Darmian - miał problemy od samego początku ze skrzydłowymi (najpierw Bolasie, potem Zaha), nie radził sobie z wyprowadzeniem piłki, gdy przeciwnicy na niego naciskali od razu się gubił. Jeden z najsłabszych na boisku.

Smalling, Blind - zagrali poprawnie, gdyby ich gra nie była tak solidna to z pewnością przegralibyśmy to spotkanie.

Rojo - kilka razy ograny w drugiej połowie przez Bolasiego, ale ze skrzydłowym Palace każdy boczny obrońca w lidze ma ogromne problemy. Generalnie zagrał dobre spotkanie.

Mata - gdy schodził do środka pola zdecydowanie dawał drużynie więcej, kilka razy przedzierał się zwodami jak i zaliczył kilka dobrych podań do przodu.
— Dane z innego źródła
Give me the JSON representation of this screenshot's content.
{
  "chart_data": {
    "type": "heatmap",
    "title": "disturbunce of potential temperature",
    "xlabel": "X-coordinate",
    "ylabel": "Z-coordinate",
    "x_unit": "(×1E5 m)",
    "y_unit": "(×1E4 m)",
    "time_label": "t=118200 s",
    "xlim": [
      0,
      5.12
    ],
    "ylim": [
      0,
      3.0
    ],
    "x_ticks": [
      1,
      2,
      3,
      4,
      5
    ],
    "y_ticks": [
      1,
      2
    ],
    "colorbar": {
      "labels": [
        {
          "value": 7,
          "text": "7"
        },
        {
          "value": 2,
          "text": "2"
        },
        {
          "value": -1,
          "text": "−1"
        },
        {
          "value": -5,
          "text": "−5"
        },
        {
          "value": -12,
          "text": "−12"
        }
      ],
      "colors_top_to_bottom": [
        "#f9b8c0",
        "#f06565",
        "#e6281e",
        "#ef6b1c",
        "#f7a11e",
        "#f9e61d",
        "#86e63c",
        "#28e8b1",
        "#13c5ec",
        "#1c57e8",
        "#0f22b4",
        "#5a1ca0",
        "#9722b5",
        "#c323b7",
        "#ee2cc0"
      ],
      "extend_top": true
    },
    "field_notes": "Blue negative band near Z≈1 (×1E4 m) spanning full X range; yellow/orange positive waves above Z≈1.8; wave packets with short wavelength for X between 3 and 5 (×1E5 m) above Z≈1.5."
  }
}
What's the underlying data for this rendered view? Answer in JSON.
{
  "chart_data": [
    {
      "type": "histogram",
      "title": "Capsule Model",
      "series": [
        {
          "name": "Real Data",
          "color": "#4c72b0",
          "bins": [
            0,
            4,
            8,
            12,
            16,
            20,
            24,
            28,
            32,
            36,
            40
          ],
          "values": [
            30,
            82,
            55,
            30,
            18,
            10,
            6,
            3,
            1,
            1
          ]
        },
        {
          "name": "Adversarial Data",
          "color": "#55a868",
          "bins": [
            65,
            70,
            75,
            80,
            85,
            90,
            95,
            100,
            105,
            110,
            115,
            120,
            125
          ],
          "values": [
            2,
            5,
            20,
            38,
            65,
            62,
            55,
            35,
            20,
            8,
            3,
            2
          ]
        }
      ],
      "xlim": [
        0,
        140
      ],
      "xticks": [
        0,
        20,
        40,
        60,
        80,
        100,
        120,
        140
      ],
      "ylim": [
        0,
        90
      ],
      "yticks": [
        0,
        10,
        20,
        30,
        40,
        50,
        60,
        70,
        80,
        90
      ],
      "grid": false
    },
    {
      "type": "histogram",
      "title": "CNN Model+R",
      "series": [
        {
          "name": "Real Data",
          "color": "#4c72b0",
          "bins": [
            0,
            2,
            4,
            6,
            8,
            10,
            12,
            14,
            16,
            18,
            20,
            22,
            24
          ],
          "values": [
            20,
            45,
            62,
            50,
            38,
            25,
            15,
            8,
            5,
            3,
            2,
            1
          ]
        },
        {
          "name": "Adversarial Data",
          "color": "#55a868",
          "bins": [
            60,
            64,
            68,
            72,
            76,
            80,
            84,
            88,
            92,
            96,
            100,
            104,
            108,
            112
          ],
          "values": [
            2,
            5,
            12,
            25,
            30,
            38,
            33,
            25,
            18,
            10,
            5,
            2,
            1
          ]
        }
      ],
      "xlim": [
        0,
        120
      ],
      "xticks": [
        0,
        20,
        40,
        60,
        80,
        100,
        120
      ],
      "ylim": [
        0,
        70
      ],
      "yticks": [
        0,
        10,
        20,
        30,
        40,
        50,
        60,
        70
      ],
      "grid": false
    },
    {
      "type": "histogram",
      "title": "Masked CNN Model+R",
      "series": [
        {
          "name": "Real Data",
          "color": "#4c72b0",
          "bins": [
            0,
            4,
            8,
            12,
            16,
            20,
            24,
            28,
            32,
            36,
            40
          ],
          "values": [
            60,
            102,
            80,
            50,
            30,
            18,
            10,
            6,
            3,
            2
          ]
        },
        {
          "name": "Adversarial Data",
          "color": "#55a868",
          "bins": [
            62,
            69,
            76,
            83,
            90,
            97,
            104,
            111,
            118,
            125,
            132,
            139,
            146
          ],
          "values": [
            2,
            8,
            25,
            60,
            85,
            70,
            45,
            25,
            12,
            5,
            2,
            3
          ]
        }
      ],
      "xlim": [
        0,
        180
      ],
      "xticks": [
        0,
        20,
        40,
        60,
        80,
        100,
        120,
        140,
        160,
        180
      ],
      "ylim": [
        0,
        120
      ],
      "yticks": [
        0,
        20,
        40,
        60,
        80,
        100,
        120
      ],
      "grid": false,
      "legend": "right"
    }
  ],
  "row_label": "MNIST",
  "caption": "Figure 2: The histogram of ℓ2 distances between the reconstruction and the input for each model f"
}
Na plus trzeba również zaliczyć asekurację prawej strony obrony podczas gdy Darmian "szarżował" na prawym skrzydle. Występ bez fajerwerków.

Schweinsteiger - nie mógł nic wykreować z uwagi na brak ruchu zawodników linii ataku. Kilkukrotnie gdy uwalniał się od zawodnika kryjącego go w środku pola i ruszał do przodu dosłownie nie miał komu zagrać, bo Rooney jak i reszta po prostu stali zamiast wyjść do piłki czy w martwe strefy. To jak biega za piłką i próbuje naciskać rywali pokazuje, że on jako jeden z nielicznych w zespole ma głód zwycięstwa i mentalność gracza światowej klasy. Taki zapał powinni mieć młodsi zawodnicy, jednak u nas już tego od kilku sezonów się nie ogląda. Reszta powinna brać z niego przykład.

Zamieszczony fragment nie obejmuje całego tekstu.